The TSA hasn’t done enough to assess the vulnerability of commercial U.S. airports and also needs to update its national strategy for airport security, according to a report released Tuesday by the Government Accountability Office (GAO).

The report noted that the agency completed a comprehensive risk assessment of perimeter and access-control security in 2013, but said the TSA has been remiss since then when it comes to assessments, even as security breaches by airport workers have become a larger concern.

“TSA has not updated this assessment to reflect changes in the airport security risk environment, such as TSA’s subsequent determination of risk from the insider threat — the potential of rogue aviation workers exploiting their credentials, access, and knowledge of security procedures throughout the airport for personal gain or to inflict damage,” the GAO report says.

Among the insider breaches that have been discovered since 2013 was alleged gun smuggling by workers at Atlanta’s airport.

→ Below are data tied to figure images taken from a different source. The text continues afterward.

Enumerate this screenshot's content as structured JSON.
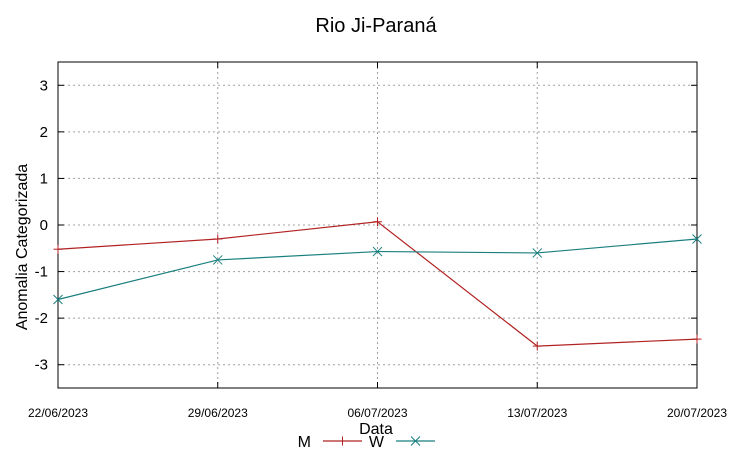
{
  "chart_data": {
    "type": "line",
    "title": "Rio Ji-Paraná",
    "xlabel": "Data",
    "ylabel": "Anomalia Categorizada",
    "categories": [
      "22/06/2023",
      "29/06/2023",
      "06/07/2023",
      "13/07/2023",
      "20/07/2023"
    ],
    "ylim": [
      -3.5,
      3.5
    ],
    "yticks": [
      -3,
      -2,
      -1,
      0,
      1,
      2,
      3
    ],
    "grid": true,
    "legend_position": "bottom-center",
    "series": [
      {
        "name": "M",
        "color": "#b22222",
        "marker": "plus",
        "values": [
          -0.52,
          -0.3,
          0.07,
          -2.6,
          -2.45
        ]
      },
      {
        "name": "W",
        "color": "#1a7f7f",
        "marker": "cross",
        "values": [
          -1.6,
          -0.75,
          -0.57,
          -0.6,
          -0.3
        ]
      }
    ]
  }
}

The TSA sets security standards across the U.S. aviation network, but airports are responsible for the day-to-day work of securing their perimeters and other access points within their facilities.

This week’s GAO report comes as airport security has become an area of increasing public concern, because of the much-discussed long lines at airport checkpoints and because of the Brussels airport bombing in March. The report is not a response to those events, however. It was originally delivered to Congress in March, then altered with the removal of sensitive security information prior to Tuesday’s public dissemination.

The GAO found that despite the completion of that risk assessment in 2013, the TSA has not used the information it acquired during the analysis to update the national strategy for airport security.

In addition, the TSA has not comprehensively assessed the vulnerability of the 437 commercial airports nationwide. Instead, from 2009 through 2015 it conducted vulnerability assessments on just 81 airports.

“While conducting [vulnerability assessments] at all commercial airports may not be feasible given budget and resource constraints, other approaches, such as providing all commercial airports with a self-vulnerability assessment tool, may allow TSA to assess vulnerability at airports system-wide,” the GAO said.